3) highlight a Q&A of the day that is -not- from a luminary or person of interest (generate a lottery mentality)

4) delete with extreme prejudice anything remotely resembling a non-Question (stop all the “please join my group” spams)

5) rework the interface for reading and scanning through questions with user acceptance testing with the heavyweight answer folks tempered with paid newbies (stop the proliferation of assuming what they have is working well — i.e. definition of a legacy system)

HT: I got here via Louis Gray’s FriendFeed

11.  Don Li 12:20am, Sun 10th, 2009

Alex Mather,

You have some excellent points. Would like to have a private conversation on the subject if you don’t mind. donli at knowledgenotebook dot com

Thanks.

12.  Vivek 5:08am, Sun 10th, 2009

Linked in is too damn closed. Let them open up their APIs just like Facebook and let developers do their magic and come out with cool apps. Right now they are holding it too close to their chest.

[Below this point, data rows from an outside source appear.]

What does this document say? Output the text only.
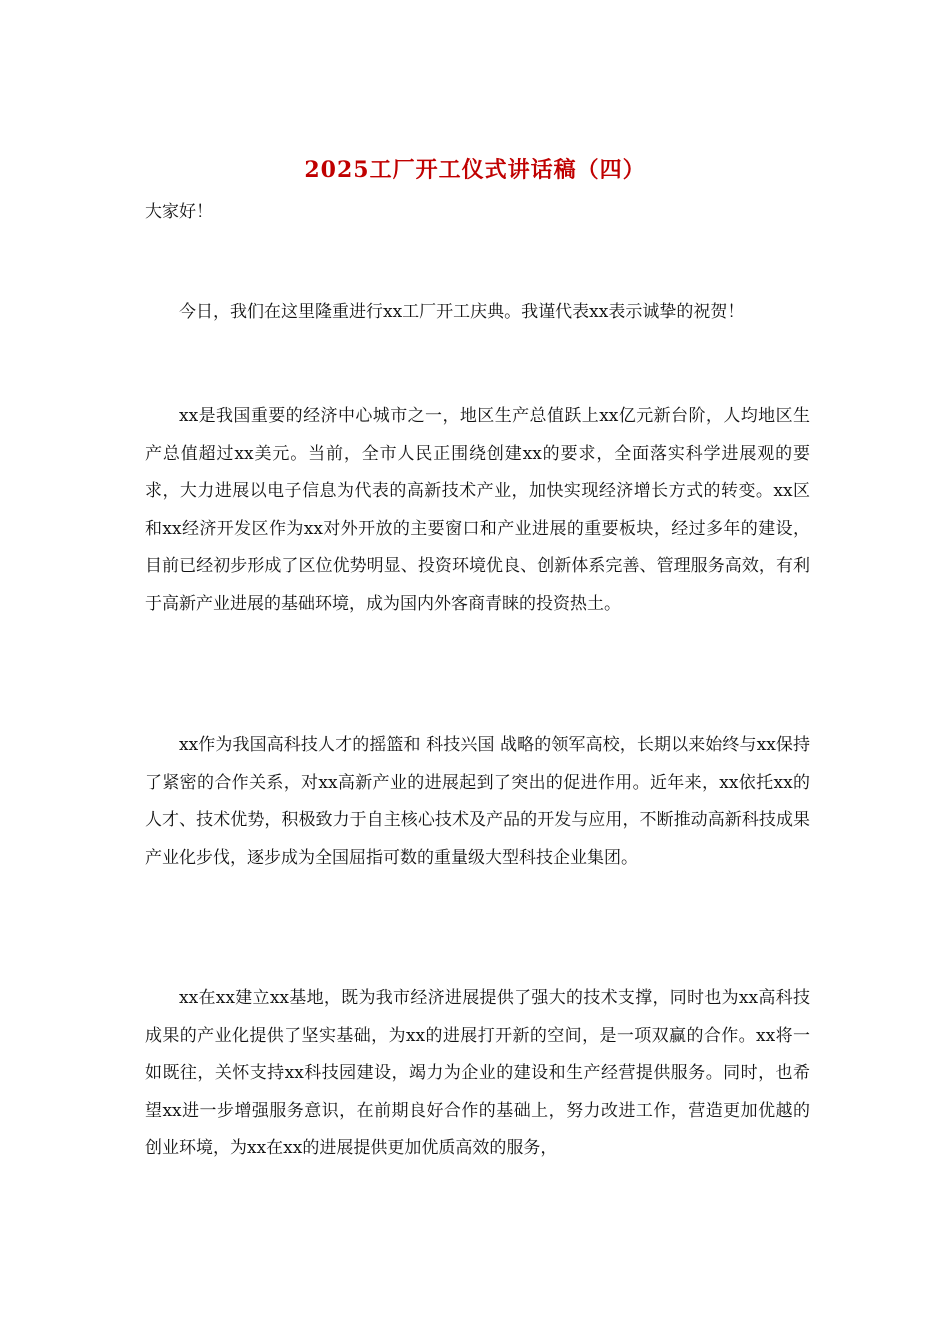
2025工厂开工仪式讲话稿（四）
大家好！

今日，我们在这里隆重进行xx工厂开工庆典。我谨代表xx表示诚挚的祝贺！

xx是我国重要的经济中心城市之一，地区生产总值跃上xx亿元新台阶，人均地区生产总值超过xx美元。当前，全市人民正围绕创建xx的要求，全面落实科学进展观的要求，大力进展以电子信息为代表的高新技术产业，加快实现经济增长方式的转变。xx区和xx经济开发区作为xx对外开放的主要窗口和产业进展的重要板块，经过多年的建设，目前已经初步形成了区位优势明显、投资环境优良、创新体系完善、管理服务高效，有利于高新产业进展的基础环境，成为国内外客商青睐的投资热土。

xx作为我国高科技人才的摇篮和 科技兴国 战略的领军高校，长期以来始终与xx保持了紧密的合作关系，对xx高新产业的进展起到了突出的促进作用。近年来，xx依托xx的人才、技术优势，积极致力于自主核心技术及产品的开发与应用，不断推动高新科技成果产业化步伐，逐步成为全国屈指可数的重量级大型科技企业集团。

xx在xx建立xx基地，既为我市经济进展提供了强大的技术支撑，同时也为xx高科技成果的产业化提供了坚实基础，为xx的进展打开新的空间，是一项双赢的合作。xx将一如既往，关怀支持xx科技园建设，竭力为企业的建设和生产经营提供服务。同时，也希望xx进一步增强服务意识，在前期良好合作的基础上，努力改进工作，营造更加优越的创业环境，为xx在xx的进展提供更加优质高效的服务，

13.  Sushi 7:43am, Tue 12th, 2009

If you put it this way it kinda makes sense. Apart from work I spend time only on couple sites. Sure I use rss reader for a lot more but it doesn’t count as “visiting”.

14.  John Eckman 11:25am, Wed 13th, 2009

Rewind a few years and replace “Everyday app” with “Destination site.”

In the portal (and vortal – remember that term?) heyday, people thought every site they were building would become a destination site – but the reality was that simply wasn’t possible for many of those sites.

I think it largely comes back to thinking about the value your app offers from a user’s point of view – what it offers them first, and then secondarily what it offers you as the sponsoring/creating company.

15.  dl 6:41am, Sat 16th, 2009

Josh – another great post. and I don’t say that to too many. There is a math that a lot of social media experts like to say they “get”…and they don’t. I clearly have to say you get important parts of it like Shirky, McCracken, Jenkins and Lilly.

16.  Blazing Bumblebee 4:38am, Thu 13th, 2009

I have to agree with John Pratt, having set up a linkedin profile and added the few people I know, I now don’t really know what to do with it.

Perhaps I could join a few groups or something but I already feel like I’m in enough through other social networking sites.

17.  Rick Glaser 3:03pm, Sat 15th, 2009

Great post Joshua. I really never got involved in LinkedIn and can understand why that site is not used everyday. It is also interesting to note that Google is most likely a site that is used on a daily basis in all of those countries.